The hard part with all this “Web 2.0” talk is understanding how to take apart your particular application into discrete pieces that someone else has already written. To adapt, IT managers must think in layers, just like the Internet is designed with different protocols that distinguish between lower-level transportation and higher-level applications. According to Doug Neal, a research fellow with the Computer Sciences Corp. Leading-Edge Forum Executive Program, “We finally have a layered series of services that can meet changing [business] requirements. You can pick the right layers to match your needs.”
Leading vendors: Cisco, ConSentry, ¿Lockdown Networks
Old thinking: Security point solutions from multiple vendors
IT Impact: Protect your laptops and defend your entire network by thinking in broader strokes
Our last trend is a real challenge: delivering consolidated endpoint security across the enterprise. You buy single-purpose products that do one or two things well, such as antivirus, firewall, intrusion prevention, policy enforcement, authentication and the like. Trouble is, there is no single product that delivers a complete solution. Meanwhile roaming laptops are coming into your network and spreading infections daily.
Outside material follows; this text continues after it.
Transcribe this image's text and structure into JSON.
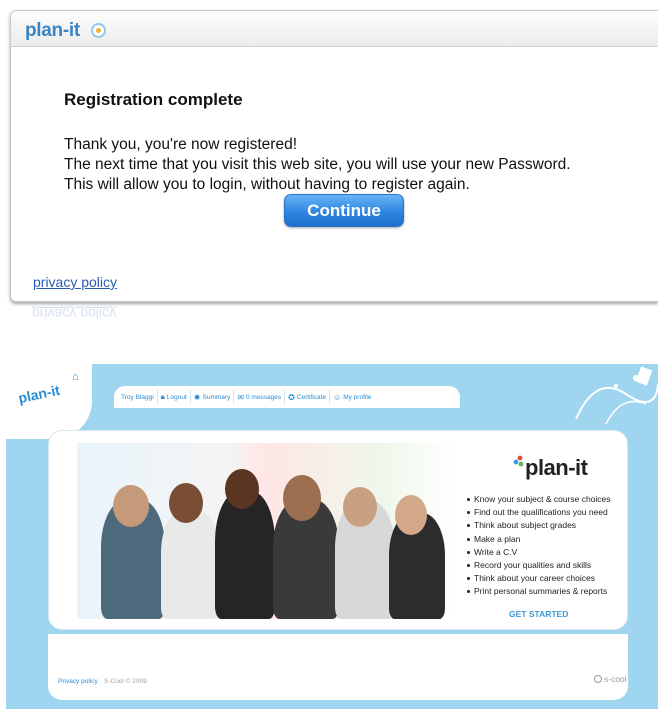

Picking among the three current major architectural efforts for endpoint security will consume a good part of your budget and time. Cisco and Microsoft have their own takes on the issue, and an open-standards group called Trusted Computing Group is behind door number three. Cisco focuses more on securing network infrastructure, Microsoft more on desktop remediation, and Trusted Computing Group starts with low-level hardware protection. Before you get behind any approach, take the time to research the differences and decided which vendors implement the pieces of the endpoint puzzle most critical to your business. Right now, no single approach covers all the security bases.